Jack, the problem is, no one here in the States--or at least none of the candidates--is proposing the systems you hold up as models. Don't show it to me in Canada or Britain or Sweden or anywhere else. Show me the proposal for THIS COUNTRY. Show it to my elected representatives. If I like it, I'll tell them I think it's a good idea. If enough of them like it and the president also likes it, then we'll have it. But the fact that no one of political significance is talking about what you seem to want them to talk about means it won't happen here any time soon. Maybe you'd better run for office.
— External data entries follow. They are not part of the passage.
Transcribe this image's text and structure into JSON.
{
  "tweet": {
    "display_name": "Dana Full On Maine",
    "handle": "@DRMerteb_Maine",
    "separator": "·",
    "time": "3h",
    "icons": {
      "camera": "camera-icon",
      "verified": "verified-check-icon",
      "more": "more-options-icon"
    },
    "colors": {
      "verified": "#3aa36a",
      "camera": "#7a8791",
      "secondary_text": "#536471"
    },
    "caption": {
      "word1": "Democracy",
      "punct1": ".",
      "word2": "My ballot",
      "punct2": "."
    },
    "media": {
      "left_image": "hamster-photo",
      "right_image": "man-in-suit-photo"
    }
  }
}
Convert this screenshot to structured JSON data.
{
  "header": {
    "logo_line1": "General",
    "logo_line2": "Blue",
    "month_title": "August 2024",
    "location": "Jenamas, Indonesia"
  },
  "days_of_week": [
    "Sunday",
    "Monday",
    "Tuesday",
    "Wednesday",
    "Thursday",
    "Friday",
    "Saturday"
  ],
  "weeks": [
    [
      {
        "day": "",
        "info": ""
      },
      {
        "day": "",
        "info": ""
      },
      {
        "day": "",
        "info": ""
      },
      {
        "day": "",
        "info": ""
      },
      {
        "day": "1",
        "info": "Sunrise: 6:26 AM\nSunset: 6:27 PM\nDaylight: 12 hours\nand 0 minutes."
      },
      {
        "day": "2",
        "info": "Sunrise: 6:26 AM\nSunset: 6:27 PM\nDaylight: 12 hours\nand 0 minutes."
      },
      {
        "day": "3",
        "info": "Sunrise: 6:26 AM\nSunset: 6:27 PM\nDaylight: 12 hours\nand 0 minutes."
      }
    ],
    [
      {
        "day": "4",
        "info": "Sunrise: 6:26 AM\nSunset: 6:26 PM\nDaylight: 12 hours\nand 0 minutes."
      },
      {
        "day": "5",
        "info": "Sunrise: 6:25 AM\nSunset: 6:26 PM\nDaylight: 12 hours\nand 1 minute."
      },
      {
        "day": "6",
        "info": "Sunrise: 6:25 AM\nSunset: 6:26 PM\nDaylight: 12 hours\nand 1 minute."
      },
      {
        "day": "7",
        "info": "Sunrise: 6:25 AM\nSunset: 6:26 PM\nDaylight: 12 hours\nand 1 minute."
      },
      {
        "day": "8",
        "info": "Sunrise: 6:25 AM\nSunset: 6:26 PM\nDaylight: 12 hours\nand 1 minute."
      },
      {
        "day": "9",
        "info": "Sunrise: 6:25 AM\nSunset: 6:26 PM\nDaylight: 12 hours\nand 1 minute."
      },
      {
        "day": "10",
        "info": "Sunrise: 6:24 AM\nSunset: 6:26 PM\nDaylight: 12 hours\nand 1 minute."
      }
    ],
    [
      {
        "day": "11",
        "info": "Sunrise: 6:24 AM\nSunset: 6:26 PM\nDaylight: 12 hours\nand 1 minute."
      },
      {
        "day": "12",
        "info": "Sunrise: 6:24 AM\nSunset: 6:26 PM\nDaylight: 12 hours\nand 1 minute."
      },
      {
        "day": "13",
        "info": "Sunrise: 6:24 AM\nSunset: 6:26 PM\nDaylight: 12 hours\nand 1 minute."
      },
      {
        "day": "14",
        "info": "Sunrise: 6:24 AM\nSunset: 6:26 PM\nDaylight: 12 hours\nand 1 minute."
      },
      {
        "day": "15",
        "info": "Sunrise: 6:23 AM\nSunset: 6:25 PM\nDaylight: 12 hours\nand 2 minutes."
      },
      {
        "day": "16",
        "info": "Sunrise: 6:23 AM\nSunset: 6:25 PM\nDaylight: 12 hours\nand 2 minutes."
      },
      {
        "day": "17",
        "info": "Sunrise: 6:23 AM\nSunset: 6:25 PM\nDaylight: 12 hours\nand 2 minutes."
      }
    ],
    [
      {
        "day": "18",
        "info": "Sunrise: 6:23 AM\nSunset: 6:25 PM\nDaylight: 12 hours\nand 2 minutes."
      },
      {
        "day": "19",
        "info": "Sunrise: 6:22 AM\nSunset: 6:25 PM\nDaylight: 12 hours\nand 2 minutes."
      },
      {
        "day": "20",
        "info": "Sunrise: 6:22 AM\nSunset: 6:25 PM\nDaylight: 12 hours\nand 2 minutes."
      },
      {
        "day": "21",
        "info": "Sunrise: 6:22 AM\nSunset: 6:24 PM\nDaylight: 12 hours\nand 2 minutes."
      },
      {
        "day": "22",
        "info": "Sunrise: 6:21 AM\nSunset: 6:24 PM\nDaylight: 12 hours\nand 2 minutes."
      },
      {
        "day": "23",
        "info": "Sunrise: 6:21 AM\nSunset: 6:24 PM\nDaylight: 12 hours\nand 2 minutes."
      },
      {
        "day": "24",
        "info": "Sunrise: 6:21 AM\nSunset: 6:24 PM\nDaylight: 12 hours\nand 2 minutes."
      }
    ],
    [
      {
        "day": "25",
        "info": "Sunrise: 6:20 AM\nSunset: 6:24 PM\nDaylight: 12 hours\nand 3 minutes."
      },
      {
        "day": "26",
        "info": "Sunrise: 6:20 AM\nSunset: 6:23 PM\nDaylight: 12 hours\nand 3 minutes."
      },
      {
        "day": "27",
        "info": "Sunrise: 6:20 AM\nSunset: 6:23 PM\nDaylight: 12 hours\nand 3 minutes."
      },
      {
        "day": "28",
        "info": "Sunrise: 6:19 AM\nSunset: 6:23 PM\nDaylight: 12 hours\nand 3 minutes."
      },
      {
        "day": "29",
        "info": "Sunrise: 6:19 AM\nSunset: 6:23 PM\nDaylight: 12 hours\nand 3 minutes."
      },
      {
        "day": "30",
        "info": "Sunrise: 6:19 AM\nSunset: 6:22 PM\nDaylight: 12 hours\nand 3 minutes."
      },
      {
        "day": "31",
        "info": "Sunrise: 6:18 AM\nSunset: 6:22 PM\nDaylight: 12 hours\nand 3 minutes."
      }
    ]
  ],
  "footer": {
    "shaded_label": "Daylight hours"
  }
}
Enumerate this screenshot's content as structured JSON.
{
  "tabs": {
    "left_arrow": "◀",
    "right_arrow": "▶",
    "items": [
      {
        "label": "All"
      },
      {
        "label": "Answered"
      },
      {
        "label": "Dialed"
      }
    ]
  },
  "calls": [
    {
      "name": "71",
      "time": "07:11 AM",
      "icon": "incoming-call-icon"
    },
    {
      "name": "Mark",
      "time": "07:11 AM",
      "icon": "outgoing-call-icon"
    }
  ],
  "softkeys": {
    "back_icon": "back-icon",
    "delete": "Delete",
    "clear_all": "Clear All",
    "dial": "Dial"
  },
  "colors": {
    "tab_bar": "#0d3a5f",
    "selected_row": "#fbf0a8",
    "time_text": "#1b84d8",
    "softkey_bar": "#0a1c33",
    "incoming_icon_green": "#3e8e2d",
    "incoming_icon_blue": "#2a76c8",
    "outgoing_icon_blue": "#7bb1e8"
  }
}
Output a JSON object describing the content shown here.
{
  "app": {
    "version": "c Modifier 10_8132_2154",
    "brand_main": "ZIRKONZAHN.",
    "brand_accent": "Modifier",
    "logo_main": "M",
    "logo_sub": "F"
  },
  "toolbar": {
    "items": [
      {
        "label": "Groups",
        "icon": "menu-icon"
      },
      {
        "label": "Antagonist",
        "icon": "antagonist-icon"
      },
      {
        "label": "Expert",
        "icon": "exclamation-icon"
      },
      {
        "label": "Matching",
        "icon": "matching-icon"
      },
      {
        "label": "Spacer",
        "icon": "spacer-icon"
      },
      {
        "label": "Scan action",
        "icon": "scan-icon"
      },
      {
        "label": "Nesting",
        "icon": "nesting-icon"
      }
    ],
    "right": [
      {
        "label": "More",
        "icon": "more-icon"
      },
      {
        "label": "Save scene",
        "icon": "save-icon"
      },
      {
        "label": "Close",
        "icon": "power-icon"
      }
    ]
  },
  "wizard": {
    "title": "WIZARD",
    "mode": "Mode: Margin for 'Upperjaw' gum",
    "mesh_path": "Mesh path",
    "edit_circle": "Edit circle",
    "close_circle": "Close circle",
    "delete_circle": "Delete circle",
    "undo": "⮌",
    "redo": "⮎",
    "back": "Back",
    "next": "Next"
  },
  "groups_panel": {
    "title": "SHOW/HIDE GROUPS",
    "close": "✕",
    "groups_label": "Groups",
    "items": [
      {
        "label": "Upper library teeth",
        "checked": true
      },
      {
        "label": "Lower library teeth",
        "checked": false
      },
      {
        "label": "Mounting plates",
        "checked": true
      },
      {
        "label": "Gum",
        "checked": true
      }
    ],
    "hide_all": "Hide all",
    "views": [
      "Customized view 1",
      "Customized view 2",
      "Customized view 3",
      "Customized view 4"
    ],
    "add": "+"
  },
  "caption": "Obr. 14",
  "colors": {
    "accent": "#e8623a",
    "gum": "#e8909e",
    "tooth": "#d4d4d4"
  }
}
King, some of those 47 million ARE expressing their choice--by not paying for coverage they could afford. Why? Because they're gambling they won't get sick, and because they know they'll get treated in the emergency ward if they do. Some certainly can't afford it. But once again, we're talking social programs, not freedom. A country can be free, yet without socialized retirment programs, socialized medicine, etc. Cuba is an example of a country that isn't free, hasn't held an election for about 50 years, but offers its citizens socialized medicine.

King, I spent the summer of 1980 on active duty at Ft McCoy, WI. We were one of three destinations for about 100,000 Cuban refugees that came over in the "boat lift". The other two were Ft. Chaffee, AR and Ft. Indiantown Gap, PA. I don't know about you, but I'd have a feeling something was pretty wrong with the good old USA if, all of a sudden, 3 million people were to pick up and leave because they couldn't stand living under Bush. (That'd be the rough equivalent of 100,000 Cubans, given the difference in population.) And of course thousands of Cubans had already fled, long before the 1980 boat lift. Would you think things were just fine in Canada, King--govt health care and all--if 350,000 Canadians were to pack up and leave all at once?

To some people, free speech is more important than free health care. That may be why our founding fathers put freedom of speech in the Constitution (the very first amendment, in fact), but not free health care.